On March 4 the Clay decision came down (71 U.S.L.W. 4155). Its discussion was limited to the includability of the time for seeking certiorari in fixing the date when a judgment of conviction becomes final (thus starting the one-year limitations clock ticking under 28 U.S.C. § 2255 for federal prisoners, just as it does under Section 2244(d)(1) for state prisoners seeking federal habeas relief. Nothing in the discussion in Clay provides added insight as to the controlling issues here.
All further references to Title 28's provisions will simply take the form "Section —."
It therefore appears that the Warden's motion to dismiss is well taken:
1. After the May 4, 1999 date of finality of the direct appeal by petitioner Fabian Santiago ("Santiago") from his state court conviction (a date that takes into account the time within which he could have sought, but did not seek, certiorari) and before the August 9, 1999 filing of his state court post-conviction petition, 97 days ran on the one-year time clock.
2. Between the June 22, 2001 date on which the Illinois Appellate Court rejected Santiago's appeal relating to his post-conviction petition and the May 2, 2002 filing date of his Section 2254 petition here, another 314 days elapsed.
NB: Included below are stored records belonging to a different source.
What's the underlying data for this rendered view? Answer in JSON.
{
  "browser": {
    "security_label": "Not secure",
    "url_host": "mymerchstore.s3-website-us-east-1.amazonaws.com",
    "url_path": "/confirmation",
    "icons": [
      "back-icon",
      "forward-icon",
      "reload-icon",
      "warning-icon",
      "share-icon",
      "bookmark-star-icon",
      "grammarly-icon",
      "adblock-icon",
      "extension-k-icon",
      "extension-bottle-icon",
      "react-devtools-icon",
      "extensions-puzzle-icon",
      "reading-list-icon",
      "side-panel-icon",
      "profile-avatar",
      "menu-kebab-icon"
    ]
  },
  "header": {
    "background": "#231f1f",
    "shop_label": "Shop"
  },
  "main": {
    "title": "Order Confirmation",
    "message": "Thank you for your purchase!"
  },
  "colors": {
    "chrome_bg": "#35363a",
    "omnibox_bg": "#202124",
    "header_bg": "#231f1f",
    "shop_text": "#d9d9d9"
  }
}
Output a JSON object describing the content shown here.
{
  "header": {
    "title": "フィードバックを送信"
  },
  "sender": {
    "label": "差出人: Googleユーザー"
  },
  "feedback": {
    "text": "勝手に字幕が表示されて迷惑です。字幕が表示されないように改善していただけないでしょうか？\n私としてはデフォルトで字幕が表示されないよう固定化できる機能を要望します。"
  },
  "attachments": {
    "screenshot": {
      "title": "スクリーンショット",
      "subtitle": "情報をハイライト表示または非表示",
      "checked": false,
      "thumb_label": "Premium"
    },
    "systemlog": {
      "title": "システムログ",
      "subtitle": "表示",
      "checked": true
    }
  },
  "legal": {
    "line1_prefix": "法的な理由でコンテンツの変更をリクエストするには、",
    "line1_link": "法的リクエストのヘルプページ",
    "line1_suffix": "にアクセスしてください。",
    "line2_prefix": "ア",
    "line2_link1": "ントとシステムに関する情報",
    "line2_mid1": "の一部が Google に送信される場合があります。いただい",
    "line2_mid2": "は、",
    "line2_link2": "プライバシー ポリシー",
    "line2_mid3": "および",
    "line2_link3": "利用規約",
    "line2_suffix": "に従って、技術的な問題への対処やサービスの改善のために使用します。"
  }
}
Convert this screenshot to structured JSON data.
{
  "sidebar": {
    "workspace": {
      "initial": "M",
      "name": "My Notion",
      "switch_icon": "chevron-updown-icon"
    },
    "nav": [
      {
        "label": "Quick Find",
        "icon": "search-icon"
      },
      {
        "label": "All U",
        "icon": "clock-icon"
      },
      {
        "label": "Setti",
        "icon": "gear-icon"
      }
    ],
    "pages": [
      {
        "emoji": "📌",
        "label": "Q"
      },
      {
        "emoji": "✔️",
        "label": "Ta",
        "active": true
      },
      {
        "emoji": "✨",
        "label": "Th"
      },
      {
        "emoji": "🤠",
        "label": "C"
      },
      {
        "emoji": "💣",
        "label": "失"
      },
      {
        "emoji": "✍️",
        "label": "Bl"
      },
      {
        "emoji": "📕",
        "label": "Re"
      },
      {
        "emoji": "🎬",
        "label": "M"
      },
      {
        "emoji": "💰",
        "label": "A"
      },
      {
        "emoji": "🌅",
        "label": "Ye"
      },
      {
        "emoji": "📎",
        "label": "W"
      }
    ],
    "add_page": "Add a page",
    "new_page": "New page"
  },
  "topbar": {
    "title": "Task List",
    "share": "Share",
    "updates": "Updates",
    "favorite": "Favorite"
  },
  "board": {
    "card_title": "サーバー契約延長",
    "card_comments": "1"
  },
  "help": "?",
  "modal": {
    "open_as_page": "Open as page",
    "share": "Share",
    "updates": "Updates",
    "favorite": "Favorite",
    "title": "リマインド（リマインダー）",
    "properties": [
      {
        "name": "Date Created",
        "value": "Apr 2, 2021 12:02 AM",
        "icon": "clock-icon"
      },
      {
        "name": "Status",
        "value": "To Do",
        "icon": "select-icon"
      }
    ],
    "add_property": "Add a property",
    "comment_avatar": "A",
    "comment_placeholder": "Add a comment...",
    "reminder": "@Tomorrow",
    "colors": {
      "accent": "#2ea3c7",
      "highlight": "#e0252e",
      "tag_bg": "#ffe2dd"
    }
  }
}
That second calculation does not credit Santiago for any time within which he could have sought, but did not seek, further review of the Appellate Court's turndown — a matter controlled by our Court of Appeals' decision in Gutierrez v. Schomig, 233 F.3d 490 (7th Cir. 2000) as to when a post-conviction application is "pending" for purposes of the Section 2244(d)(2) tolling provision.
No inference adverse to Gutierrez may fairly be drawn from the Supreme Court's rejection in Clay of our Court of Appeals' per curiam decision in Gendron v. United States, 154 F.3d 672, 674 (7th Cir. 1998), which addressed the concept of finality of a conviction, rather than the pendency of post-conviction efforts.
What has been said here would ordinarily call for the granting of Warden Walls' motion and the dismissal of Santiago's petition and this action. But up to now Santiago's able appointed counsel, James Graham, Esq., has not been afforded an opportunity to address the issue dealt with here. Accordingly attorney Graham is granted leave to file in this Court's chambers on or before April 15, 2003 (with a copy to be transmitted to respondent's counsel) an appropriate filing on the subject of timeliness. In that respect, it should of course be understood that if attorney Graham sees no arguable avenue of escape for Santiago, he is at liberty to follow the path marked out by Anders v. California — without feeling any need to elaborate on the analysis advanced by Warden Walls' counsel or stated in this memorandum.